Asimismo, la formación ha subrayado que análisis independientes de verificación presupuestaria como los de la plataforma Verificat sitúan a la Comunidad Foral a la cola de las comunidades autónomas en gasto preventivo destinado por hectárea forestal, una situación que consideran inaceptable dada la riqueza ambiental de la región.
Balance de superficie calcinada en 2026 y peticiones al Ejecutivo foral
El partido ha señalado que el balance del año 2026 demuestra la gravedad del riesgo. Según las estimaciones del sistema europeo de seguimiento Copernicus EFFIS, la superficie afectada o recorrida por focos y quemas en la Comunidad Foral supera las 2.700 hectáreas en 2026. A estos datos se añaden intervenciones de bomberos y guarderío forestal en enclaves como Esteribar, Iza, Imárcoain o conatos en las comarcas de Sangüesa, Tafalla y áreas colindantes con las Cinco Villas.

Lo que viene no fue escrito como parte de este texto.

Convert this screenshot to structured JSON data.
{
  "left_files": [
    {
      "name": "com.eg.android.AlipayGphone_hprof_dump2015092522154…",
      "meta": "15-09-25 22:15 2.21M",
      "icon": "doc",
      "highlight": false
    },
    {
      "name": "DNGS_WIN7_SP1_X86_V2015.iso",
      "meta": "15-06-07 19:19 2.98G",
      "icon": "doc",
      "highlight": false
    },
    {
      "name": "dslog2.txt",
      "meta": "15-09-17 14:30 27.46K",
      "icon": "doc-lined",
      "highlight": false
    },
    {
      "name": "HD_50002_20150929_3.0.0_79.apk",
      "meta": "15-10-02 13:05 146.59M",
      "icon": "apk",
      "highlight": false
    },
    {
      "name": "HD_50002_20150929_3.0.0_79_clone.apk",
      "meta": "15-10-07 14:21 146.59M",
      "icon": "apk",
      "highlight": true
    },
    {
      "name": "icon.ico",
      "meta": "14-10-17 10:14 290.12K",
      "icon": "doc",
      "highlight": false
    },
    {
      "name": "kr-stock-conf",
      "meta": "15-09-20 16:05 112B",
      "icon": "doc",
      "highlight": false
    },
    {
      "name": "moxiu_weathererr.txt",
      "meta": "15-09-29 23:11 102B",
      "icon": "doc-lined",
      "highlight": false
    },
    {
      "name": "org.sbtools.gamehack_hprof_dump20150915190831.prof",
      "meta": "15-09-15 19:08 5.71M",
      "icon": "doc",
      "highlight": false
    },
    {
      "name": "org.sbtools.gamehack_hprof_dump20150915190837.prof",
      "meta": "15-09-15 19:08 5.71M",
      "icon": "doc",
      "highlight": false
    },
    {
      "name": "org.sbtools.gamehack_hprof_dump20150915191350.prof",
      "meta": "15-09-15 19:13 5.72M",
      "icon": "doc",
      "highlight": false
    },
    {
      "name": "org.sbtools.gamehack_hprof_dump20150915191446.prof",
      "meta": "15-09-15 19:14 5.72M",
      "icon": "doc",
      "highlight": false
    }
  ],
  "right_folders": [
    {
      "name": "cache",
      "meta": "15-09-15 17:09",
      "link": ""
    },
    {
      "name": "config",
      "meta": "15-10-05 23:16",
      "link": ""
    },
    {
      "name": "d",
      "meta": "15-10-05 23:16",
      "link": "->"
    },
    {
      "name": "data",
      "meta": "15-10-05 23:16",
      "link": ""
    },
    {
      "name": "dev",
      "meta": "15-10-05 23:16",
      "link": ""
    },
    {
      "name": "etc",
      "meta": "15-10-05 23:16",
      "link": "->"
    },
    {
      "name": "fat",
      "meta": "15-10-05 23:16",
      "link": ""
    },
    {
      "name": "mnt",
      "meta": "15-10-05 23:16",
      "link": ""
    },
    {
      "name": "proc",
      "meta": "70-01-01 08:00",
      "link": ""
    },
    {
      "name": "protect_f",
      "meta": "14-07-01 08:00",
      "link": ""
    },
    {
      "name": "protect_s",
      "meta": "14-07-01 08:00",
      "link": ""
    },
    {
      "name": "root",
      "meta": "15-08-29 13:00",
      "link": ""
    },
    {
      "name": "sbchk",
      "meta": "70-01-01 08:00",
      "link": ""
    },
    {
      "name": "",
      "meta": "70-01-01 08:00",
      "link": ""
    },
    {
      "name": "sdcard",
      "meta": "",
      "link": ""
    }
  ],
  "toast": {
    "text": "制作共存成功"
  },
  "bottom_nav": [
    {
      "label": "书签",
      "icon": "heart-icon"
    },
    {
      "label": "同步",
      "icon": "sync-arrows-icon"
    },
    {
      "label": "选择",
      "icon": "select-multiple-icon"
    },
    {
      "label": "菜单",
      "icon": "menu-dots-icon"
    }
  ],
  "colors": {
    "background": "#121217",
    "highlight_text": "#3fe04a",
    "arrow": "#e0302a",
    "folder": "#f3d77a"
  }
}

Desde UPN recuerdan que tras el verano de 2022, en el que se quemaron más de 15.000 hectáreas en la Zona Media y la Ribera, el Ejecutivo continúa con una gestión basada en la improvisación. Por ello, exigen la creación de una partida presupuestaria específica y finalista para prevención forestal, un plan de financiación plurianual para que las entidades locales ejecuten los Planes Especiales de Actuación Municipal ante Incendios Forestales (PAMIF) y el respaldo a la ganadería extensiva para favorecer el pastoreo tradicional en la limpieza del sotobosque.